Ce contraste révèle une réalité essentielle. La compétition africaine ne se joue plus uniquement sur les ressources disponibles. Elle se joue sur la capacité à transformer ces ressources en capital productif, à structurer les entreprises et à créer des instruments de financement accessibles.
Le potentiel existe. L’introduction en Bourse de Bridge Bank Côte d’Ivoire, qui a attiré plus de 17 000 nouveaux actionnaires issus de 45 pays, en fournit une démonstration spectaculaire. Les investisseurs internationaux ne se détournent donc pas de l’Afrique. Ils deviennent plus sélectifs et recherchent des entreprises capables de présenter des perspectives crédibles, une gouvernance solide et une capacité d’expansion régionale.

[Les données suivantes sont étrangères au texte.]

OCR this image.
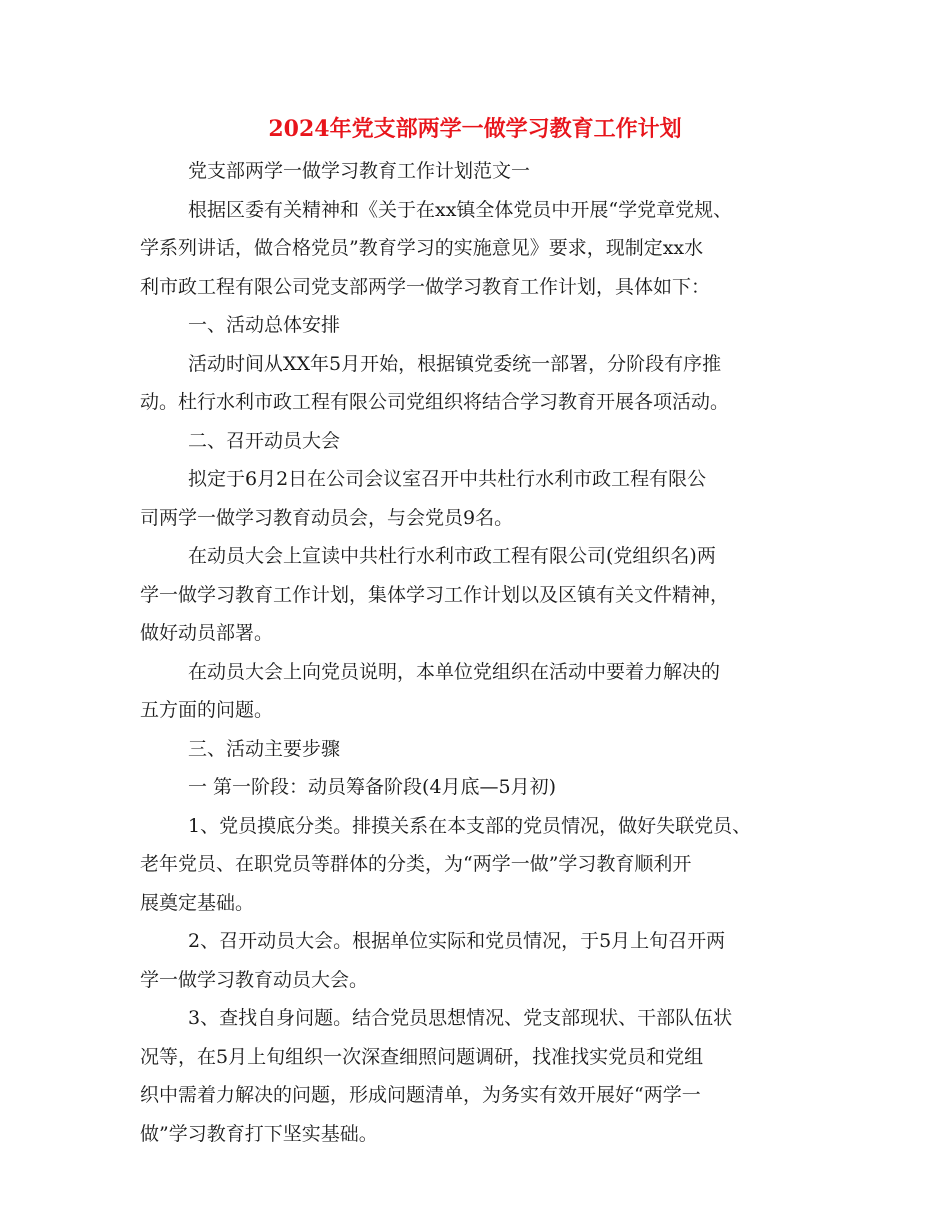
2024年党支部两学一做学习教育工作计划
党支部两学一做学习教育工作计划范文一
根据区委有关精神和《关于在xx镇全体党员中开展“学党章党规、
学系列讲话，做合格党员”教育学习的实施意见》要求，现制定xx水
利市政工程有限公司党支部两学一做学习教育工作计划，具体如下：
一、活动总体安排
活动时间从XX年5月开始，根据镇党委统一部署，分阶段有序推
动。杜行水利市政工程有限公司党组织将结合学习教育开展各项活动。
二、召开动员大会
拟定于6月2日在公司会议室召开中共杜行水利市政工程有限公
司两学一做学习教育动员会，与会党员9名。
在动员大会上宣读中共杜行水利市政工程有限公司(党组织名)两
学一做学习教育工作计划，集体学习工作计划以及区镇有关文件精神，
做好动员部署。
在动员大会上向党员说明，本单位党组织在活动中要着力解决的
五方面的问题。
三、活动主要步骤
一 第一阶段：动员筹备阶段(4月底—5月初)
1、党员摸底分类。排摸关系在本支部的党员情况，做好失联党员、
老年党员、在职党员等群体的分类，为“两学一做”学习教育顺利开
展奠定基础。
2、召开动员大会。根据单位实际和党员情况，于5月上旬召开两
学一做学习教育动员大会。
3、查找自身问题。结合党员思想情况、党支部现状、干部队伍状
况等，在5月上旬组织一次深查细照问题调研，找准找实党员和党组
织中需着力解决的问题，形成问题清单，为务实有效开展好“两学一
做”学习教育打下坚实基础。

Les obstacles restent cependant considérables. Dans plusieurs économies africaines, l’accès au crédit immobilier demeure très limité, tandis que les investissements nécessaires à la construction d’infrastructures numériques de nouvelle génération, comme les centres de données, peuvent atteindre entre 500 millions et 2 milliards de dollars. Le défi n’est donc pas seulement d’attirer les capitaux, mais de créer les conditions permettant de les orienter vers les secteurs qui feront l’économie africaine de demain.
Le véritable test commence maintenant
Pour le Gabon, prendre la première place à la BRVM constitue un signal positif, mais certainement pas une fin en soi. Le classement n’aura de portée historique que si cette visibilité supplémentaire se transforme en financements, en investissements productifs et en opportunités pour les entreprises comme pour les citoyens.
Le pays doit désormais franchir une étape décisive. Il lui faut faire de son avantage boursier un avantage économique durable, encourager davantage d’entreprises à accéder au marché régional et permettre aux investisseurs gabonais eux-mêmes de devenir des acteurs de cette transformation.
La BRVM offre précisément cette possibilité. Elle constitue l’un des instruments par lesquels les économies africaines peuvent réduire leur dépendance aux financements extérieurs traditionnels et mobiliser davantage leur propre épargne.
Le message envoyé par le Gabon aux marchés est donc important, mais il impose une exigence à la hauteur de l’ambition. Être premier par le nombre de signatures attire l’attention. Être premier dans la transformation de cette confiance en emplois, en entreprises compétitives et en prospérité partagée serait le véritable changement de dimension. C’est désormais sur ce terrain, beaucoup plus exigeant, que le Gabon sera attendu.